Her entry into the house had it's political manifestations as well. There were now two factions in the house- one was my father, whe sidelined Chubby entirely and showered all his attention on Meryl. The second had me and my sisters protesting against this blatant display of racism (Meryl was golden and pedigreed, while Chubby was black and cross-breed). We reciprocated by showering all our attention on Chubby, and started a Meryl-abuse campaign. Chubby was hoisted permanently on our bed, her 'neglected' head on our laps, and Meryl was chased away if she so much as entered the room. My mother was the neutral party, endeavouring to give equal attention to mascots of both the groups. Ironic, considering that she had the most work because of the dogs. But then, that is why mothers are mothers, and the rest of us are just ordinary people.
All said and done, Meryl was only a dog. She was not interested in politics- all she wanted to do was play with us. Now, how long could one resist that? And she was charming- typical labrador wrinkles on the face, a frowning forehead which gave her an ever thinking look, limpid eyes, and a perenially wet nose. She was very gentle and warm, and it was heaven to snuggle with her.

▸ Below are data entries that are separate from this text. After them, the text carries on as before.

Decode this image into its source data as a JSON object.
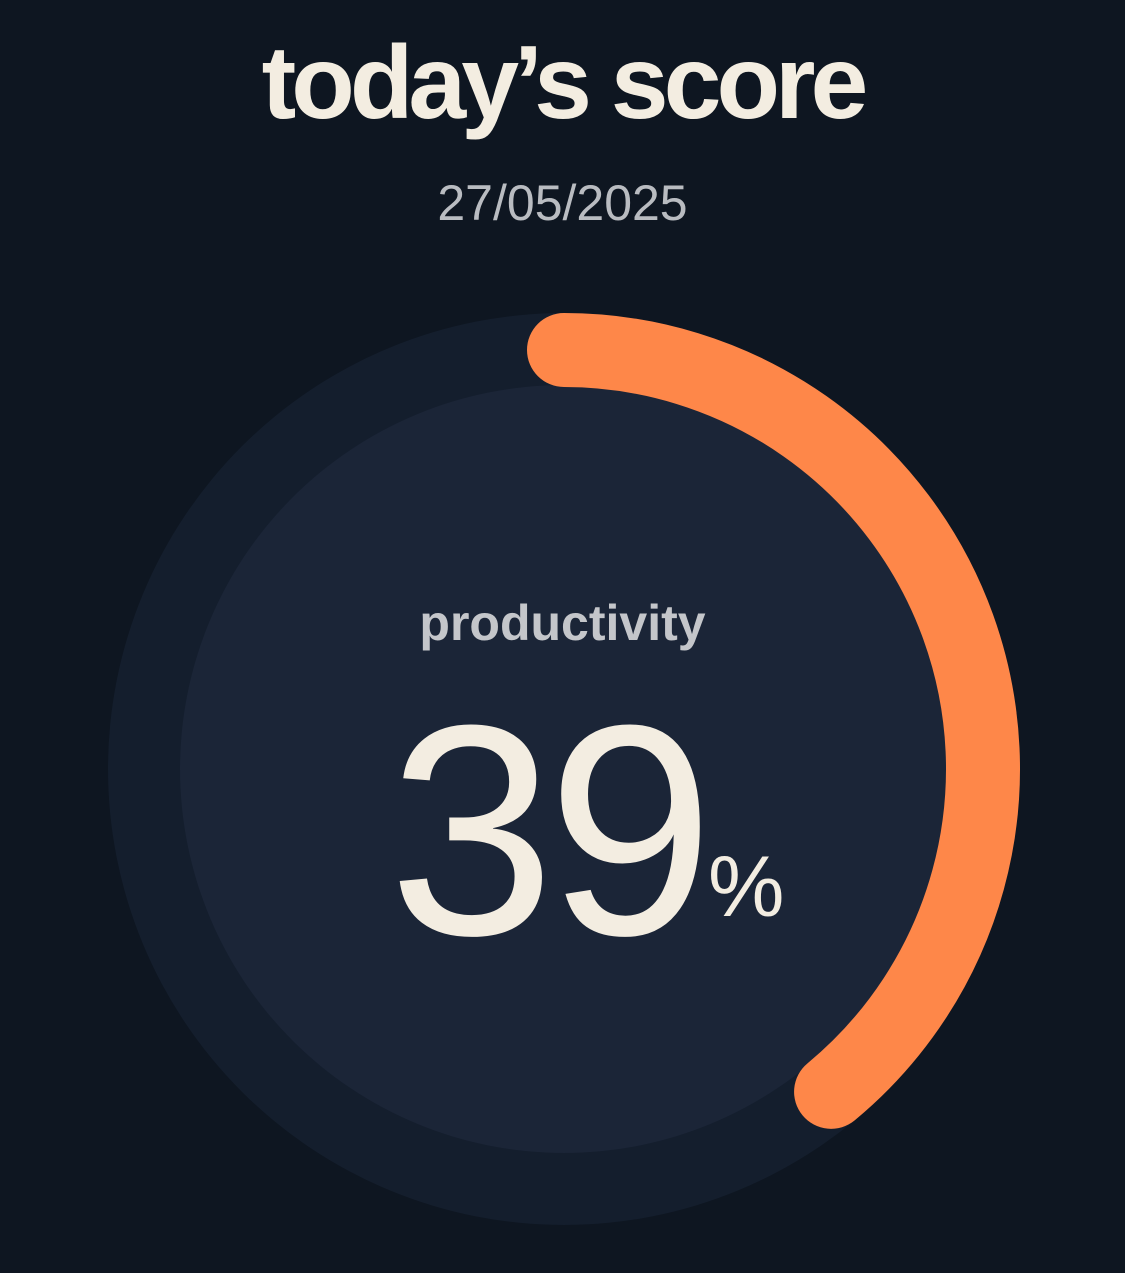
{
  "header": {
    "title": "today’s score",
    "date": "27/05/2025"
  },
  "gauge": {
    "label": "productivity",
    "value": "39",
    "unit": "%",
    "progress_percent": 39,
    "colors": {
      "background": "#0e1621",
      "outer_ring": "#141e2d",
      "inner_disc": "#1b2537",
      "progress_arc": "#fe8749",
      "text_primary": "#f3ede1",
      "text_secondary": "#b9bcc1"
    }
  }
}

To top it all, she was, without knowing it, incredibly funny. Her life revolved around slices of bread, and she would go to the extent of plotting and scheming to get them. Eveytime I saw her sitting idle instead of chasing lizards on the wall or crows outside, I would imagine her cooking up something new in her mind. She tried many ways of enhancing her bread income. She learnt to perform some dog-tricks first. Then she started to get in the morning paper in exchange for a slice, and then the evening paper as well. On days when the newspaper would not come, she would sit at the gate for hours, waiting for the newspaperman. She probably waited more for him than his own family at home. At times, when she felt hungry in between, she would just pick an old paper from the rack and bring it to one of us. One of her more ingenious ways was picking the day's paper from the table, walking out to the gate with it, and bringing it in again, pretending it had just come in, good as new.

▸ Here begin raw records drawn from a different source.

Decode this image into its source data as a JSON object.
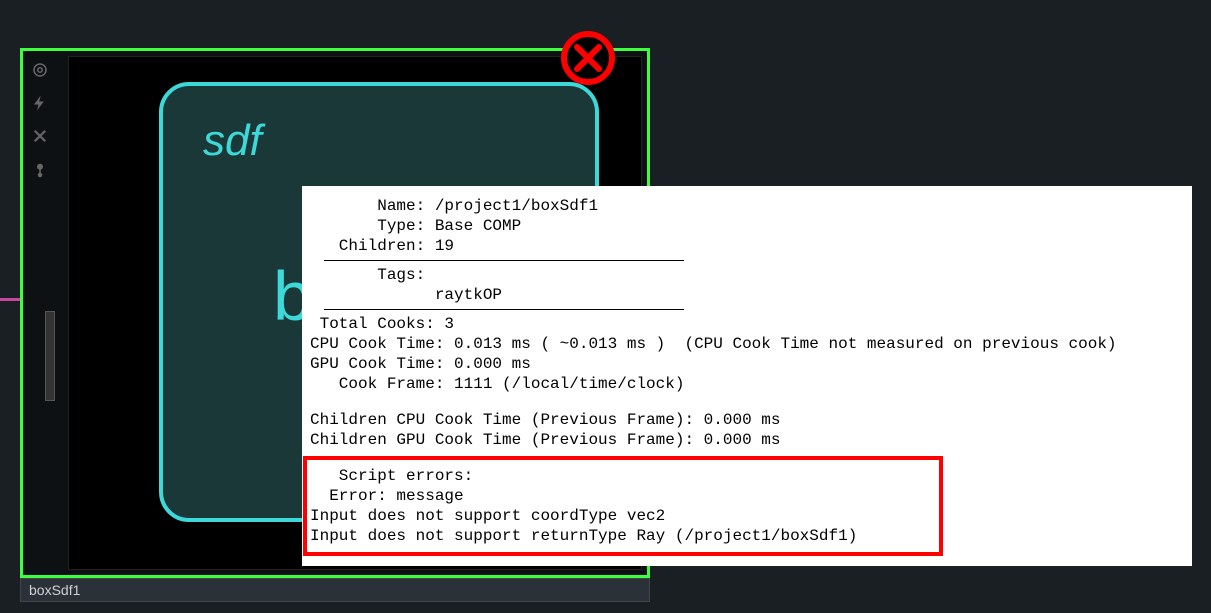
{
  "node": {
    "display_label": "sdf",
    "big_letter": "b",
    "name_bar": "boxSdf1"
  },
  "info": {
    "name_label": "       Name:",
    "name_value": " /project1/boxSdf1",
    "type_label": "       Type:",
    "type_value": " Base COMP",
    "children_label": "   Children:",
    "children_value": " 19",
    "tags_label": "       Tags:",
    "tags_value": "             raytkOP",
    "total_cooks_label": " Total Cooks:",
    "total_cooks_value": " 3",
    "cpu_cook_label": "CPU Cook Time:",
    "cpu_cook_value": " 0.013 ms ( ~0.013 ms )  (CPU Cook Time not measured on previous cook)",
    "gpu_cook_label": "GPU Cook Time:",
    "gpu_cook_value": " 0.000 ms",
    "cook_frame_label": "   Cook Frame:",
    "cook_frame_value": " 1111 (/local/time/clock)",
    "children_cpu": "Children CPU Cook Time (Previous Frame): 0.000 ms",
    "children_gpu": "Children GPU Cook Time (Previous Frame): 0.000 ms",
    "script_errors_label": "   Script errors:",
    "error_message_label": "  Error: message",
    "error_line_1": "Input does not support coordType vec2",
    "error_line_2": "Input does not support returnType Ray (/project1/boxSdf1)"
  }
}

Overtime, my sisters and I grew to accept and love Meryl...but my father continued to be partial against Chubby. Thankfully, this phase only lasted for a few months. My father had a habit of going out for evening walks, and at times he'd take the dogs along. On one such evening, papa was walking with the two dogs, down a lane in our officer's colony. There was some construction going on outside one of the houses, and on a pile of sand were lying four street mongrels, lazing about. At the smell of two approaching dogs and a man, all of them were instantly alerted, and with a war-howl, attacked the trio. At this attack, what was a threesome walking in harmony in the same direction, suddenly became a tug of war. Chubby pulled at her leash, trying to break away and attack the pack, and Meryl also pulled at her leash with equal aggression, trying to break away and run in the opposite direction, abandoning my father and Chubby to their own fate.
This tug of war helped to balance my father's affection for both the dogs, and he held Chubby in high regard for her courage. He often chided Meryl for running away that day, a criticism which she little understood, offering her paw to him for shaking, or rolling on the grass, ever hopeful for the next slice of bread to come her way.